The same logic shaped how Marsh built the technical side of the company. Her first full-time hire was a senior materials scientist who had spent his career in conventional plastics. That expertise, applied to seaweed-based materials from the start, compressed the development timeline in ways that outside-in innovation tends not to. When Sway brought their pellet to commercial plastic manufacturers, the people running the machines already understood the equipment and the failure modes. They just needed to understand the new material, and once it worked, the snowball effect was real.

Making the factory floor feel like the movement

The harder challenge on the manufacturing side was mostly cultural. Plastic manufacturing is a well-optimized system, and every minute a line isn't running is money lost. Giving Sway time on the equipment is a concession. Getting the people running that equipment to actually care about what they're making is something else.
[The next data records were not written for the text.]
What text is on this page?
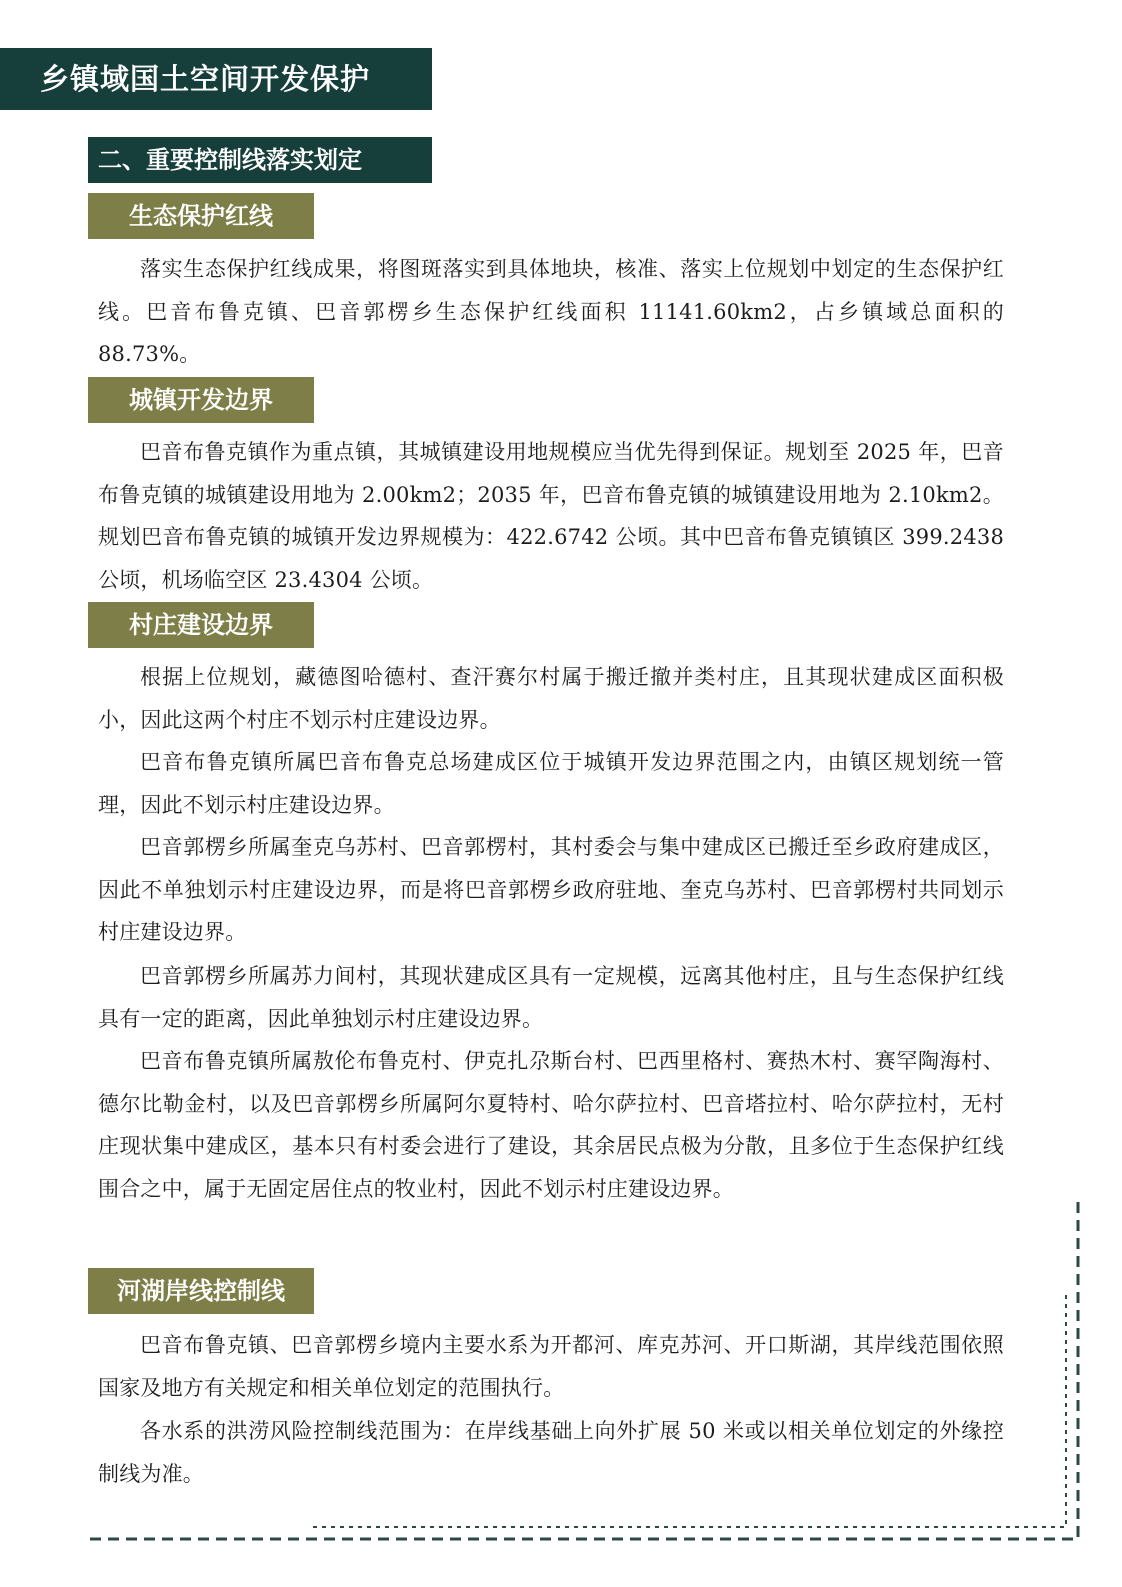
乡镇域国土空间开发保护
二、重要控制线落实划定
生态保护红线

落实生态保护红线成果，将图斑落实到具体地块，核准、落实上位规划中划定的生态保护红线。巴音布鲁克镇、巴音郭楞乡生态保护红线面积 11141.60km2，占乡镇域总面积的 88.73%。

城镇开发边界

巴音布鲁克镇作为重点镇，其城镇建设用地规模应当优先得到保证。规划至 2025 年，巴音布鲁克镇的城镇建设用地为 2.00km2；2035 年，巴音布鲁克镇的城镇建设用地为 2.10km2。规划巴音布鲁克镇的城镇开发边界规模为：422.6742 公顷。其中巴音布鲁克镇镇区 399.2438 公顷，机场临空区 23.4304 公顷。

村庄建设边界

根据上位规划，藏德图哈德村、查汗赛尔村属于搬迁撤并类村庄，且其现状建成区面积极小，因此这两个村庄不划示村庄建设边界。

巴音布鲁克镇所属巴音布鲁克总场建成区位于城镇开发边界范围之内，由镇区规划统一管理，因此不划示村庄建设边界。

巴音郭楞乡所属奎克乌苏村、巴音郭楞村，其村委会与集中建成区已搬迁至乡政府建成区，因此不单独划示村庄建设边界，而是将巴音郭楞乡政府驻地、奎克乌苏村、巴音郭楞村共同划示村庄建设边界。

巴音郭楞乡所属苏力间村，其现状建成区具有一定规模，远离其他村庄，且与生态保护红线具有一定的距离，因此单独划示村庄建设边界。

巴音布鲁克镇所属敖伦布鲁克村、伊克扎尕斯台村、巴西里格村、赛热木村、赛罕陶海村、德尔比勒金村，以及巴音郭楞乡所属阿尔夏特村、哈尔萨拉村、巴音塔拉村、哈尔萨拉村，无村庄现状集中建成区，基本只有村委会进行了建设，其余居民点极为分散，且多位于生态保护红线围合之中，属于无固定居住点的牧业村，因此不划示村庄建设边界。

河湖岸线控制线

巴音布鲁克镇、巴音郭楞乡境内主要水系为开都河、库克苏河、开口斯湖，其岸线范围依照国家及地方有关规定和相关单位划定的范围执行。

各水系的洪涝风险控制线范围为：在岸线基础上向外扩展 50 米或以相关单位划定的外缘控制线为准。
Marsh described workers in Ohio and Wisconsin wearing Sway vests, feeling like they're part of something bigger than the facility they show up to every day. A supplier relationship based purely on contract terms is fragile. One where the operator has genuine ownership of what they're contributing is harder to walk away from. Marsh identified this as the biggest learning from Sway's commercialization year: the question isn't just whether the material runs on the machine, but whether the person running the machine is invested in the outcome.
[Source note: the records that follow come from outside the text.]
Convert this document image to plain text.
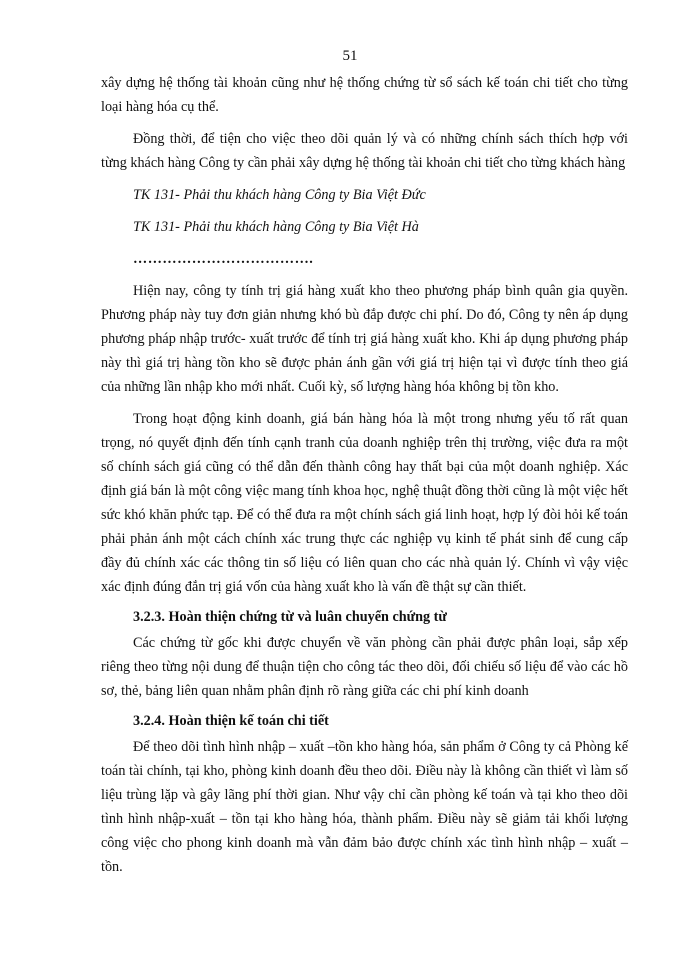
51

xây dựng hệ thống tài khoản cũng như hệ thống chứng từ sổ sách kế toán chi tiết cho từng loại hàng hóa cụ thể.

Đồng thời, để tiện cho việc theo dõi quản lý và có những chính sách thích hợp với từng khách hàng Công ty cần phải xây dựng hệ thống tài khoản chi tiết cho từng khách hàng

TK 131- Phải thu khách hàng Công ty Bia Việt Đức

TK 131- Phải thu khách hàng Công ty Bia Việt Hà

……………………………….

Hiện nay, công ty tính trị giá hàng xuất kho theo phương pháp bình quân gia quyền. Phương pháp này tuy đơn giản nhưng khó bù đắp được chi phí. Do đó, Công ty nên áp dụng phương pháp nhập trước- xuất trước để tính trị giá hàng xuất kho. Khi áp dụng phương pháp này thì giá trị hàng tồn kho sẽ được phản ánh gần với giá trị hiện tại vì được tính theo giá của những lần nhập kho mới nhất. Cuối kỳ, số lượng hàng hóa không bị tồn kho.

Trong hoạt động kinh doanh, giá bán hàng hóa là một trong nhưng yếu tố rất quan trọng, nó quyết định đến tính cạnh tranh của doanh nghiệp trên thị trường, việc đưa ra một số chính sách giá cũng có thể dẫn đến thành công hay thất bại của một doanh nghiệp. Xác định giá bán là một công việc mang tính khoa học, nghệ thuật đồng thời cũng là một việc hết sức khó khăn phức tạp. Để có thể đưa ra một chính sách giá linh hoạt, hợp lý đòi hỏi kế toán phải phản ánh một cách chính xác trung thực các nghiệp vụ kinh tế phát sinh để cung cấp đầy đủ chính xác các thông tin số liệu có liên quan cho các nhà quản lý. Chính vì vậy việc xác định đúng đắn trị giá vốn của hàng xuất kho là vấn đề thật sự cần thiết.

3.2.3. Hoàn thiện chứng từ và luân chuyển chứng từ

Các chứng từ gốc khi được chuyển về văn phòng cần phải được phân loại, sắp xếp riêng theo từng nội dung để thuận tiện cho công tác theo dõi, đối chiếu số liệu để vào các hồ sơ, thẻ, bảng liên quan nhằm phân định rõ ràng giữa các chi phí kinh doanh

3.2.4. Hoàn thiện kế toán chi tiết

Để theo dõi tình hình nhập – xuất –tồn kho hàng hóa, sản phẩm ở Công ty cả Phòng kế toán tài chính, tại kho, phòng kinh doanh đều theo dõi. Điều này là không cần thiết vì làm số liệu trùng lặp và gây lãng phí thời gian. Như vậy chỉ cần phòng kế toán và tại kho theo dõi tình hình nhập-xuất – tồn tại kho hàng hóa, thành phẩm. Điều này sẽ giảm tải khối lượng công việc cho phong kinh doanh mà vẫn đảm bảo được chính xác tình hình nhập – xuất – tồn.
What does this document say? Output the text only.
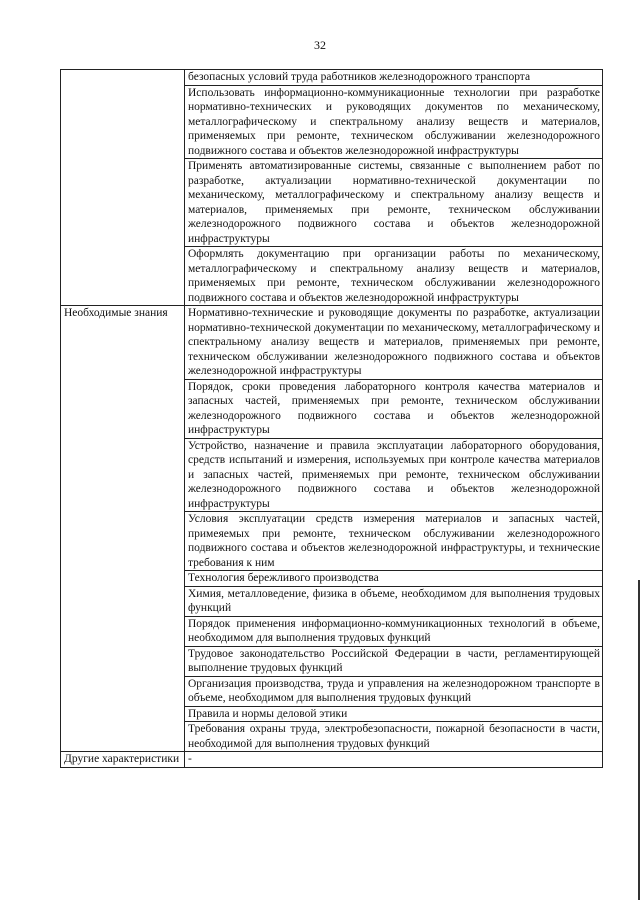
32
	безопасных условий труда работников железнодорожного транспорта
	Использовать информационно-коммуникационные технологии при разработке нормативно-технических и руководящих документов по механическому, металлографическому и спектральному анализу веществ и материалов, применяемых при ремонте, техническом обслуживании железнодорожного подвижного состава и объектов железнодорожной инфраструктуры
	Применять автоматизированные системы, связанные с выполнением работ по разработке, актуализации нормативно-технической документации по механическому, металлографическому и спектральному анализу веществ и материалов, применяемых при ремонте, техническом обслуживании железнодорожного подвижного состава и объектов железнодорожной инфраструктуры
	Оформлять документацию при организации работы по механическому, металлографическому и спектральному анализу веществ и материалов, применяемых при ремонте, техническом обслуживании железнодорожного подвижного состава и объектов железнодорожной инфраструктуры
Необходимые знания	Нормативно-технические и руководящие документы по разработке, актуализации нормативно-технической документации по механическому, металлографическому и спектральному анализу веществ и материалов, применяемых при ремонте, техническом обслуживании железнодорожного подвижного состава и объектов железнодорожной инфраструктуры
	Порядок, сроки проведения лабораторного контроля качества материалов и запасных частей, применяемых при ремонте, техническом обслуживании железнодорожного подвижного состава и объектов железнодорожной инфраструктуры
	Устройство, назначение и правила эксплуатации лабораторного оборудования, средств испытаний и измерения, используемых при контроле качества материалов и запасных частей, применяемых при ремонте, техническом обслуживании железнодорожного подвижного состава и объектов железнодорожной инфраструктуры
	Условия эксплуатации средств измерения материалов и запасных частей, примеяемых при ремонте, техническом обслуживании железнодорожного подвижного состава и объектов железнодорожной инфраструктуры, и технические требования к ним
	Технология бережливого производства
	Химия, металловедение, физика в объеме, необходимом для выполнения трудовых функций
	Порядок применения информационно-коммуникационных технологий в объеме, необходимом для выполнения трудовых функций
	Трудовое законодательство Российской Федерации в части, регламентирующей выполнение трудовых функций
	Организация производства, труда и управления на железнодорожном транспорте в объеме, необходимом для выполнения трудовых функций
	Правила и нормы деловой этики
	Требования охраны труда, электробезопасности, пожарной безопасности в части, необходимой для выполнения трудовых функций
Другие характеристики	-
The founder as access point

Marsh is, by her own description, difficult to separate from the company she's built. Her co-founder is her husband. The work is her life, and she's visibly present as its public face: on social media, in the Plastic Detox documentary on Netflix, in Forbes, in Time's Best Inventions list. She's explicit about why: packaging, by itself, is not a compelling entry point for most people. The ocean is. Design is. A person who grew up in Monterey Bay and became a materials scientist out of necessity is. The personal story creates multiple access points into something that would otherwise stay niche.

Credit: Netflix

The Netflix documentary was, for her, a different kind of moment than the magazine covers. Oprah writing about Sway reaches one audience. A documentary that her friends from all parts of her life watched, and then texted her about, is evidence of something different: the conversation moving outside the echo chamber where it had been circulating.

The gap that still exists

Gracie made an observation that reframes the ocean economy as an investment category. If oceans were measured as a national economy, they would represent the world's fifth largest GDP. They currently attract less than 0.01% of global investment annually. The gap between the economic value oceans provide and the capital flowing toward them is extraordinary, and it exists across every sector that touches ocean health: materials, food, fisheries, pharmaceuticals, climate.
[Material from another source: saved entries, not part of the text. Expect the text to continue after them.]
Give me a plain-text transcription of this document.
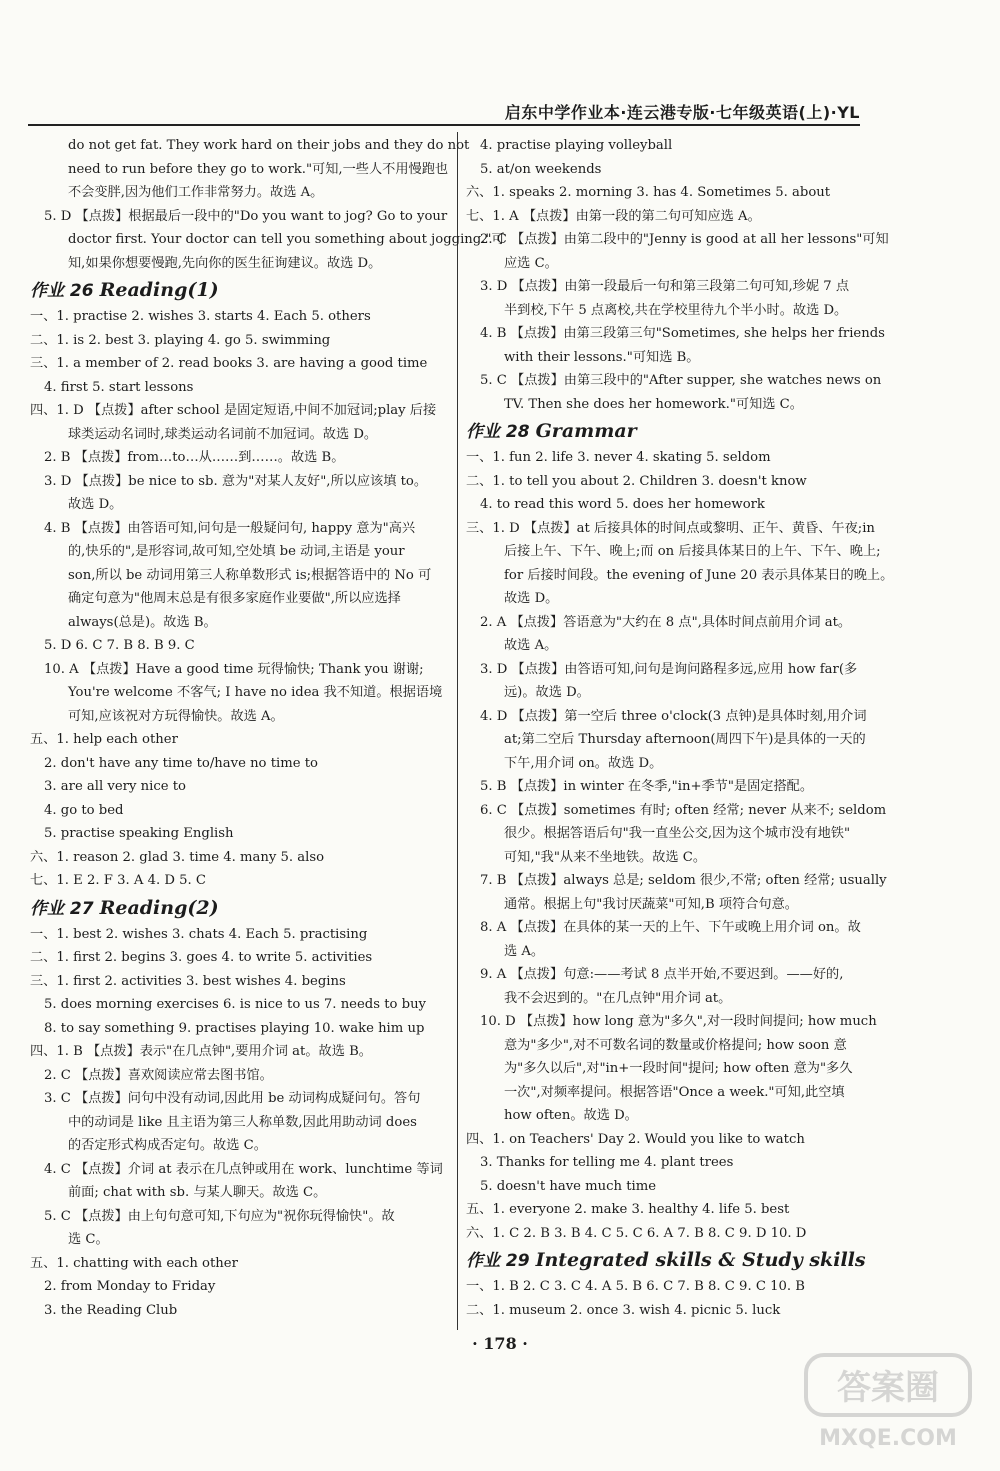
启东中学作业本·连云港专版·七年级英语(上)·YL
do not get fat. They work hard on their jobs and they do not
need to run before they go to work."可知,一些人不用慢跑也
不会变胖,因为他们工作非常努力。故选 A。
5. D 【点拨】根据最后一段中的"Do you want to jog? Go to your
doctor first. Your doctor can tell you something about jogging."可
知,如果你想要慢跑,先向你的医生征询建议。故选 D。
作业 26 Reading(1)
一、1. practise 2. wishes 3. starts 4. Each 5. others
二、1. is 2. best 3. playing 4. go 5. swimming
三、1. a member of 2. read books 3. are having a good time
4. first 5. start lessons
四、1. D 【点拨】after school 是固定短语,中间不加冠词;play 后接
球类运动名词时,球类运动名词前不加冠词。故选 D。
2. B 【点拨】from…to…从……到……。故选 B。
3. D 【点拨】be nice to sb. 意为"对某人友好",所以应该填 to。
故选 D。
4. B 【点拨】由答语可知,问句是一般疑问句, happy 意为"高兴
的,快乐的",是形容词,故可知,空处填 be 动词,主语是 your
son,所以 be 动词用第三人称单数形式 is;根据答语中的 No 可
确定句意为"他周末总是有很多家庭作业要做",所以应选择
always(总是)。故选 B。
5. D 6. C 7. B 8. B 9. C
10. A 【点拨】Have a good time 玩得愉快; Thank you 谢谢;
You're welcome 不客气; I have no idea 我不知道。根据语境
可知,应该祝对方玩得愉快。故选 A。
五、1. help each other
2. don't have any time to/have no time to
3. are all very nice to
4. go to bed
5. practise speaking English
六、1. reason 2. glad 3. time 4. many 5. also
七、1. E 2. F 3. A 4. D 5. C
作业 27 Reading(2)
一、1. best 2. wishes 3. chats 4. Each 5. practising
二、1. first 2. begins 3. goes 4. to write 5. activities
三、1. first 2. activities 3. best wishes 4. begins
5. does morning exercises 6. is nice to us 7. needs to buy
8. to say something 9. practises playing 10. wake him up
四、1. B 【点拨】表示"在几点钟",要用介词 at。故选 B。
2. C 【点拨】喜欢阅读应常去图书馆。
3. C 【点拨】问句中没有动词,因此用 be 动词构成疑问句。答句
中的动词是 like 且主语为第三人称单数,因此用助动词 does
的否定形式构成否定句。故选 C。
4. C 【点拨】介词 at 表示在几点钟或用在 work、lunchtime 等词
前面; chat with sb. 与某人聊天。故选 C。
5. C 【点拨】由上句句意可知,下句应为"祝你玩得愉快"。故
选 C。
五、1. chatting with each other
2. from Monday to Friday
3. the Reading Club
4. practise playing volleyball
5. at/on weekends
六、1. speaks 2. morning 3. has 4. Sometimes 5. about
七、1. A 【点拨】由第一段的第二句可知应选 A。
2. C 【点拨】由第二段中的"Jenny is good at all her lessons"可知
应选 C。
3. D 【点拨】由第一段最后一句和第三段第二句可知,珍妮 7 点
半到校,下午 5 点离校,共在学校里待九个半小时。故选 D。
4. B 【点拨】由第三段第三句"Sometimes, she helps her friends
with their lessons."可知选 B。
5. C 【点拨】由第三段中的"After supper, she watches news on
TV. Then she does her homework."可知选 C。
作业 28 Grammar
一、1. fun 2. life 3. never 4. skating 5. seldom
二、1. to tell you about 2. Children 3. doesn't know
4. to read this word 5. does her homework
三、1. D 【点拨】at 后接具体的时间点或黎明、正午、黄昏、午夜;in
后接上午、下午、晚上;而 on 后接具体某日的上午、下午、晚上;
for 后接时间段。the evening of June 20 表示具体某日的晚上。
故选 D。
2. A 【点拨】答语意为"大约在 8 点",具体时间点前用介词 at。
故选 A。
3. D 【点拨】由答语可知,问句是询问路程多远,应用 how far(多
远)。故选 D。
4. D 【点拨】第一空后 three o'clock(3 点钟)是具体时刻,用介词
at;第二空后 Thursday afternoon(周四下午)是具体的一天的
下午,用介词 on。故选 D。
5. B 【点拨】in winter 在冬季,"in+季节"是固定搭配。
6. C 【点拨】sometimes 有时; often 经常; never 从来不; seldom
很少。根据答语后句"我一直坐公交,因为这个城市没有地铁"
可知,"我"从来不坐地铁。故选 C。
7. B 【点拨】always 总是; seldom 很少,不常; often 经常; usually
通常。根据上句"我讨厌蔬菜"可知,B 项符合句意。
8. A 【点拨】在具体的某一天的上午、下午或晚上用介词 on。故
选 A。
9. A 【点拨】句意:——考试 8 点半开始,不要迟到。——好的,
我不会迟到的。"在几点钟"用介词 at。
10. D 【点拨】how long 意为"多久",对一段时间提问; how much
意为"多少",对不可数名词的数量或价格提问; how soon 意
为"多久以后",对"in+一段时间"提问; how often 意为"多久
一次",对频率提问。根据答语"Once a week."可知,此空填
how often。故选 D。
四、1. on Teachers' Day 2. Would you like to watch
3. Thanks for telling me 4. plant trees
5. doesn't have much time
五、1. everyone 2. make 3. healthy 4. life 5. best
六、1. C 2. B 3. B 4. C 5. C 6. A 7. B 8. C 9. D 10. D
作业 29 Integrated skills & Study skills
一、1. B 2. C 3. C 4. A 5. B 6. C 7. B 8. C 9. C 10. B
二、1. museum 2. once 3. wish 4. picnic 5. luck
· 178 ·
答案圈
MXQE.COM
Almost everyone is already working on something connected to ocean health, whether they frame it that way or not. Plastics, agriculture, fashion, health, the linkages are direct and underacknowledged. Becoming conscious of those linkages is itself a form of investment in the sector.

Sway is currently raising. The goal, as Marsh described it with characteristic clarity, is to keep growing because they're trying to change the world. There are 5 trillion plastic bags produced every year, fewer than 2% of which are recycled. That's a large enough problem that it will require multiple solutions, multiple materials, and multiple companies. Sway is building to be one of them.